# Stir crazy...



## Tabitha (Nov 24, 2007)

Let me whine for a moment.....

Boo-Hoo, it's 40 degrees here in Texas & it's raining. Last week it was 80 degrees & the sun was shining. People who choose to live in TX do so because we don't do cold weather!!!! Wha, wha, boo, hoo!

I am about to go stir crazy. We don't go out in this whether which to you northerners I am sure sounds pissy & crazy, but that is how it is down here.

I am bored out of my mind & don't feel like making bath & body items. I want to make something else... maybe scrapbook a bit...maybe go out to a movie if we did not have to GO OUT to do that... moan whine, moan whine..


----------



## webstorewebsites (Nov 24, 2007)

Tab, I would trade with you in a heartbeat. It hasn't rained or gotten cold here in SoCal for so long I forgot what it was like. This state is the pits. =/


----------



## Mandy (Nov 25, 2007)

Tabitha said:
			
		

> Boo-Hoo, it's 40 degrees here in Texas & it's raining. Last week it was 80 degrees & the sun was shining.
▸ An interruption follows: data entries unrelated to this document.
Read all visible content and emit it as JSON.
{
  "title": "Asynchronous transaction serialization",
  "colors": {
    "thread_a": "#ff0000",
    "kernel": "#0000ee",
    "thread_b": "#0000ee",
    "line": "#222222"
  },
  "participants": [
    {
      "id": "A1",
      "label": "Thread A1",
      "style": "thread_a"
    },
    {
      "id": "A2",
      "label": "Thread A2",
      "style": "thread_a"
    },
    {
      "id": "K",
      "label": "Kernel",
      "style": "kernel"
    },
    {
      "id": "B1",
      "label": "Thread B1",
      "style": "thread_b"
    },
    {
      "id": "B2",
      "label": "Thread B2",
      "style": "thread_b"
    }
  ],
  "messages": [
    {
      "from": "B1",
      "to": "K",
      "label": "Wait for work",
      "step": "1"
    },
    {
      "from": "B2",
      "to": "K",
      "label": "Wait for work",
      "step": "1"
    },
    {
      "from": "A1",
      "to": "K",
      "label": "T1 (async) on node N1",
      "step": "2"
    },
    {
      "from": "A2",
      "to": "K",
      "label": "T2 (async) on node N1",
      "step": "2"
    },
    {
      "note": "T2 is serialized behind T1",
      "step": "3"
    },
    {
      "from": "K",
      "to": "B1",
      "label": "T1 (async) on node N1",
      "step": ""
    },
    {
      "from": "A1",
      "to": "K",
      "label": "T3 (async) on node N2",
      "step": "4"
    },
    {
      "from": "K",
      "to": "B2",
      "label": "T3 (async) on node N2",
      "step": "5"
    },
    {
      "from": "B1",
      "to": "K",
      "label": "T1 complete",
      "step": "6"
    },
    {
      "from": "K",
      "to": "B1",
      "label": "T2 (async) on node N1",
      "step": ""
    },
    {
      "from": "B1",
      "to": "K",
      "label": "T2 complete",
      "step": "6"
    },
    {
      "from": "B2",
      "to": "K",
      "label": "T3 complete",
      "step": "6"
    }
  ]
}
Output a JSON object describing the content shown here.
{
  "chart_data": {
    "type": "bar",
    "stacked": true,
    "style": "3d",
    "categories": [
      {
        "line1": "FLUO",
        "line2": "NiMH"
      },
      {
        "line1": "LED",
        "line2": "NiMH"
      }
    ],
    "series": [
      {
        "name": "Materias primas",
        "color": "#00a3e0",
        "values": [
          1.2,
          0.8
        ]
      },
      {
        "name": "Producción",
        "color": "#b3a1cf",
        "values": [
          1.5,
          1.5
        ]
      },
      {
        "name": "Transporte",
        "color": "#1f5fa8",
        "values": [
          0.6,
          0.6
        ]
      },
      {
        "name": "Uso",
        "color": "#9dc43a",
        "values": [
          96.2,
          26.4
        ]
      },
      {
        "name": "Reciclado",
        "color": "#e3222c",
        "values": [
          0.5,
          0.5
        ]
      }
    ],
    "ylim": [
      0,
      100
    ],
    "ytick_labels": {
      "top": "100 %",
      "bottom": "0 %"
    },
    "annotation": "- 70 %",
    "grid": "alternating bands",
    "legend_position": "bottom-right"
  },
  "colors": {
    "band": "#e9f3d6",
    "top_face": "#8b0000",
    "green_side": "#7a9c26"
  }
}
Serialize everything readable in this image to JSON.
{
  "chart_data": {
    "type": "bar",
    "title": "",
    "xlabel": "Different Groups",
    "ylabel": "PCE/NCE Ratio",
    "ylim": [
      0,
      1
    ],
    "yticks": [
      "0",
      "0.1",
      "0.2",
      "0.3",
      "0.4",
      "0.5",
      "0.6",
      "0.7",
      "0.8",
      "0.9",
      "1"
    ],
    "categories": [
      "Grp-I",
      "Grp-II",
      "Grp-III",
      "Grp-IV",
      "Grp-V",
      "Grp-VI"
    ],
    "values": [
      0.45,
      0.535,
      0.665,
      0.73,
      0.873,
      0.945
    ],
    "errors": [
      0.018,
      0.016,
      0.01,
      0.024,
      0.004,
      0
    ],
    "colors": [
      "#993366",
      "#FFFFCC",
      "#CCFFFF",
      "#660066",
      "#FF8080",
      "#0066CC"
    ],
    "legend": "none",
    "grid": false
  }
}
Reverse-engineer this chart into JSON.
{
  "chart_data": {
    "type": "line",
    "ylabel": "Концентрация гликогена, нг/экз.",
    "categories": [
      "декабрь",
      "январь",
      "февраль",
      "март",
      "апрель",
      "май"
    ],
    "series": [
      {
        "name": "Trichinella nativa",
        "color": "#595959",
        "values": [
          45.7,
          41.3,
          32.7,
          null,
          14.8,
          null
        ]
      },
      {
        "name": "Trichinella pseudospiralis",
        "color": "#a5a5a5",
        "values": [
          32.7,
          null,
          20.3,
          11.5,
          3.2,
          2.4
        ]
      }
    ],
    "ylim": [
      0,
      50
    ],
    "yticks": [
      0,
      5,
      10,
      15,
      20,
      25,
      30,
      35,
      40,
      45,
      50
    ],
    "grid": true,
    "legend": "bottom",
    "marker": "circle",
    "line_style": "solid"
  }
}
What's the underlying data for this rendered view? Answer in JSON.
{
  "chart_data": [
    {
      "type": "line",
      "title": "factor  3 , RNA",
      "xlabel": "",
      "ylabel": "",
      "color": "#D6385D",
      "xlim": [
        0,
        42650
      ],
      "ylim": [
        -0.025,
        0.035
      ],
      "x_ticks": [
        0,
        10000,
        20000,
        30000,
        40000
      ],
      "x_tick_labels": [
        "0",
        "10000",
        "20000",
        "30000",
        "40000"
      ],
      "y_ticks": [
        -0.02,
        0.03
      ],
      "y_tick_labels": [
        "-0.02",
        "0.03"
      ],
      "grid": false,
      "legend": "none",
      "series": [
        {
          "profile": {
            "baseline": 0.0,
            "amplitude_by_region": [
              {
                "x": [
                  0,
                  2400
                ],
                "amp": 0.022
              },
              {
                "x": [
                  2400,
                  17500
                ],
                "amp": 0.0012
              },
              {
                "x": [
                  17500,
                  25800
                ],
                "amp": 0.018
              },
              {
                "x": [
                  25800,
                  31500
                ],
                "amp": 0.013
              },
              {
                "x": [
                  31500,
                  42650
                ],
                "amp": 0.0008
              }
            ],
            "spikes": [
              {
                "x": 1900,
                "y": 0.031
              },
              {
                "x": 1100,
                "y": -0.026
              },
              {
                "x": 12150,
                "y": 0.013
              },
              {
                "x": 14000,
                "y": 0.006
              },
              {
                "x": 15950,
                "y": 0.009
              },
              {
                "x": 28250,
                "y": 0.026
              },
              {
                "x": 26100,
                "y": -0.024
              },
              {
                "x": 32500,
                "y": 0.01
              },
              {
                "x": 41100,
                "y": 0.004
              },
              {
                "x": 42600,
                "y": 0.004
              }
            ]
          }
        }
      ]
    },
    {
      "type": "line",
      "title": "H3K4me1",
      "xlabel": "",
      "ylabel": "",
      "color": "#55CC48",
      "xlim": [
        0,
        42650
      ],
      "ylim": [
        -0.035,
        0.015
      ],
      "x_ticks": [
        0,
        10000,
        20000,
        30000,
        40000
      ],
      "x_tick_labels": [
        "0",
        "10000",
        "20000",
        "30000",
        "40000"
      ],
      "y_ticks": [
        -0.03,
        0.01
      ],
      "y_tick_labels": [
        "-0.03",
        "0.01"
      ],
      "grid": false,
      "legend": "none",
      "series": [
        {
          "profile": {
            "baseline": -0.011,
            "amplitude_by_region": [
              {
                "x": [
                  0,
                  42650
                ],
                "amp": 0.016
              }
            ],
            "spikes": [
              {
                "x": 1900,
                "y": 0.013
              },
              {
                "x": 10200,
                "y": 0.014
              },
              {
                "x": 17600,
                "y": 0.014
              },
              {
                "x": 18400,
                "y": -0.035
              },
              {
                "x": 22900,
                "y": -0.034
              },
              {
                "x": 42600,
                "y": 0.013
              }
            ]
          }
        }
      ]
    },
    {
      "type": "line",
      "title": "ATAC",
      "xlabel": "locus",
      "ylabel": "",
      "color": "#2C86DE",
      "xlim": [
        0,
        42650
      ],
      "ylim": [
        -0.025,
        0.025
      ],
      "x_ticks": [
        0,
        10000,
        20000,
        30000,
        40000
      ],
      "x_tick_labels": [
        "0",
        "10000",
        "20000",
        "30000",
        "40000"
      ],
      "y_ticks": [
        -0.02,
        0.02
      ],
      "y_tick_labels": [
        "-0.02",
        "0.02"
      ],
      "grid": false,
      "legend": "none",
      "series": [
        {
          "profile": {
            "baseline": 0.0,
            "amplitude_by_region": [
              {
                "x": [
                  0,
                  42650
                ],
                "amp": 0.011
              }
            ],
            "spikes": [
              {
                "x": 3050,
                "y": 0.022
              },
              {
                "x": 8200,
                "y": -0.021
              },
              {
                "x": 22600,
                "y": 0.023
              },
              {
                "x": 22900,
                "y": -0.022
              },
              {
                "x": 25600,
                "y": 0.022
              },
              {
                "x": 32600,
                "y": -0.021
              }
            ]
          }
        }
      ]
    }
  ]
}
People who choose to live in TX do so because we don't do cold weather!!!! Wha, wha, boo, hoo!



It's barely getting that cold in northern Utah and we're here for the cold weather and the snow. I was wearing a tank top last weekend outside because the weather was so warm. It's nearly December and we don't have any snow in our mountains.


----------



## Guest (Nov 25, 2007)

LOL Tab your like me.. I hate going out in the rain.. but we havent really gotten any yet.. just really FREAKIN COLD!


----------



## FitMommyOf2 (Nov 25, 2007)

Tab, I can totally relate! Even though I'm in RI right now, I seem to freeze much quicker than the 'real' RIers and rarely want to get out then either!


----------



## dragonfly princess (Nov 25, 2007)

I would gladly trade 40 degree weather for the balmy 15 degrees I drove to work in the other morning.  And Snow????  I FREAKIN HATE SNOW!!

I miss California!!  Have I said that before?   :roll:


----------



## Tabitha (Nov 25, 2007)

webstore, I was born & raised in SoCa, that is probbaly why I am moaning so much about 40 degrees :roll: .


----------



## webstorewebsites (Nov 26, 2007)

Tabitha said:
			
		

> webstore, I was born & raised in SoCa, that is probbaly why I am moaning so much about 40 degrees :roll: .



OK.. now I get it.. lol


----------



## Bret (Nov 26, 2007)

Tabitha said:
			
		

> Let me whine for a moment.....
> 
> Boo-Hoo, it's 40 degrees here in Texas & it's raining. Last week it was 80 degrees & the sun was shining. People who choose to live in TX do so because we don't do cold weather!!!! Wha, wha, boo, hoo!
> 
> I am about to go stir crazy. We don't go out in this whether which to you northerners I am sure sounds pissy & crazy, but that is how it is down here.



Doesn't sound pissy/crazy to me. I lived in Yoakum TX for 2-3 years when I was grade school. Coming from the Chicago area, I was shocked when they took us outside to catch snowflakes on black construction paper. And then let us out of school early. You call that snow??  

We had freezing rain mixed with snow yesterday, all day. Not much fun to go outside and feed the horses in that.


----------